Another trait: staying on top of situations before they spiral out of control. “The more proactive I am, the less reactive I need to be,” says Weinstein. “Preventative maintenance systems cause fewer breakdowns, enabling me to be less reactive. That extends to physical plant issues, and to communicating with residents. Communicating with residents and boards is key. I think of a building as a vertical village. When there are so many people under one roof, miscommunication may occur. This could be a group email, or at a meeting, or a myriad of different things. More communicating with residents equals fewer problems. I like dealing with a single resident as opposed to a group. This way I can assure the individual that if there is an issue, I am working on it and communicating in a timely manner.”
Indeed, communication may well be the most critical part of the job. You have to impart knowledge and wisdom without sounding like a know-it-all, you have to establish a precedent for telling it like it is, and you have to make everyone—the board, the super, the residents—feel like they are being heard.
“People are the priority,” says Kenyon. “If you can make that person feel like they are a priority, you have done a good job. I try to establish that dynamic on a daily basis, because every day is different—you never know what is going to hit you.”
When Things Get Real
Sometimes what hits you is bad. Property managers can take the brunt of anger from disgruntled residents, for example. Or just impatient ones.

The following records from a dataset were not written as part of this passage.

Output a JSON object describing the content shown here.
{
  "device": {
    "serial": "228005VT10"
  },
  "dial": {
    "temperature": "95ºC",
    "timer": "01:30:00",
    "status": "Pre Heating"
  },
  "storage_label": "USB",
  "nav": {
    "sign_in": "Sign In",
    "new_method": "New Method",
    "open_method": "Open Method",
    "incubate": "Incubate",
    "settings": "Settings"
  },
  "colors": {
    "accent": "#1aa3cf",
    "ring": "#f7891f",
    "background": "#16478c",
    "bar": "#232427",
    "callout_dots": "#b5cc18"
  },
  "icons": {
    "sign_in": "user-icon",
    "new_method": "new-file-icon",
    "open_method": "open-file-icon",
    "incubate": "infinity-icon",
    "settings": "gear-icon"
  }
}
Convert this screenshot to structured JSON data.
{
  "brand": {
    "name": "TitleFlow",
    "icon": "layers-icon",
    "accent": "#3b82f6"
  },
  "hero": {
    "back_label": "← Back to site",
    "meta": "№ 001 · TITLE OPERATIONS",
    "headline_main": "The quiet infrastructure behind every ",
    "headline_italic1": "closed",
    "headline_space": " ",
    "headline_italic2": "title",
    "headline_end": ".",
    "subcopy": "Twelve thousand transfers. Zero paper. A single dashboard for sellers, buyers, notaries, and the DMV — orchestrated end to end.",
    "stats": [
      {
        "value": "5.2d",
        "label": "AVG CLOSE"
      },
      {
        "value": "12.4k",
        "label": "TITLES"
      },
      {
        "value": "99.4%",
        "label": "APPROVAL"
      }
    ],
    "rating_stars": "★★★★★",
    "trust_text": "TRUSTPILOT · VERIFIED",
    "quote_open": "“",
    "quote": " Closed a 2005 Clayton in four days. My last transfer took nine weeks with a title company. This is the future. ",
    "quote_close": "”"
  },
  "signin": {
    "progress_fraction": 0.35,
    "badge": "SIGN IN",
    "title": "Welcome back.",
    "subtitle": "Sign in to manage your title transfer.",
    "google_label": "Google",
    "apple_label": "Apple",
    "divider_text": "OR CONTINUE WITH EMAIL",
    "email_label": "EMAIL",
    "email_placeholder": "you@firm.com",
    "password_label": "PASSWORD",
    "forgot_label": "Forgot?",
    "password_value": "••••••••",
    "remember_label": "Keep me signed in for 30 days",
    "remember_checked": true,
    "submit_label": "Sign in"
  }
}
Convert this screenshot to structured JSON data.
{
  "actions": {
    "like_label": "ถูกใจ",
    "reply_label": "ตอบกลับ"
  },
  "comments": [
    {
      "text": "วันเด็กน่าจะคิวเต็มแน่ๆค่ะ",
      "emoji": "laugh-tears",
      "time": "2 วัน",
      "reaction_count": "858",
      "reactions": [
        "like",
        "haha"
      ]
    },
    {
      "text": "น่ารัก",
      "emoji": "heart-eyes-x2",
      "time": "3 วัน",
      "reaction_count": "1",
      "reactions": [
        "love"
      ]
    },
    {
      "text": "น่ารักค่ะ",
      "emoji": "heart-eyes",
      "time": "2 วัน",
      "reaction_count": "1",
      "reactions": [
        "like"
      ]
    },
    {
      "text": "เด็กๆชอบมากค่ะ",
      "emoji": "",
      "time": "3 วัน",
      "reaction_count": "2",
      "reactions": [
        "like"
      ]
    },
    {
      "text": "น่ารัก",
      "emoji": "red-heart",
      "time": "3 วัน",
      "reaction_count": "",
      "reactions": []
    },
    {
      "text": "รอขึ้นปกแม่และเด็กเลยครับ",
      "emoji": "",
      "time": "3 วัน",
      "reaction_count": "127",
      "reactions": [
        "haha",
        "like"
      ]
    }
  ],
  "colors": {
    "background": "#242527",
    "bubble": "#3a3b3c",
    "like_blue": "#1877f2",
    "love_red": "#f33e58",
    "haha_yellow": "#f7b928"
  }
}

“I think the big thing is that we’re not able to perform magic,” Kenyon says. “We can only work with what we have. As managers, we are restricted by the budgetary restraints and governing documents of associations, so obstacles that may seem simple are not so easy to overcome. There is a process that needs to be followed—we can’t just snap our fingers and make things happen in an instant. Many of our issues stem from technology making things instantly available by phone and computers. I drop my daughter at school and order breakfast from Panera on my phone, so that when I get there, all I have to do is pick it up. People think property management is like that. I try to educate people. If the roof is leaking and it is raining, the roofer can’t fix it while it is still raining because it has to be a dry repair, and because it's dangerous for the roofer. I’ve been doing this for 30 years, and things like this can’t happen that quickly.”
Birbach has had similar experiences. “Sometimes I’ll receive an email at 9 p.m. from a tenant who will expect a response that night. After-hours should be for emergencies but some residents don’t realize that.”
“Property managers are very professional in what we do, and hope all of our constituents appreciate and respect that,” Weinstein says. “Sometimes when dealing with people’s homes, emotion governs instead of logic. We strive to do the best job we can, but you may not get the answer you want to hear all the time.” Because they are responsible for so much, the buck always stops with them. They take the blame when things go south.
In the final analysis, “Patience and perseverance is key to being a successful property manager,” says Weinstein. “You have to have thick skin.”
Greg Olear is a freelance writer and a frequent contributor to The Cooperator.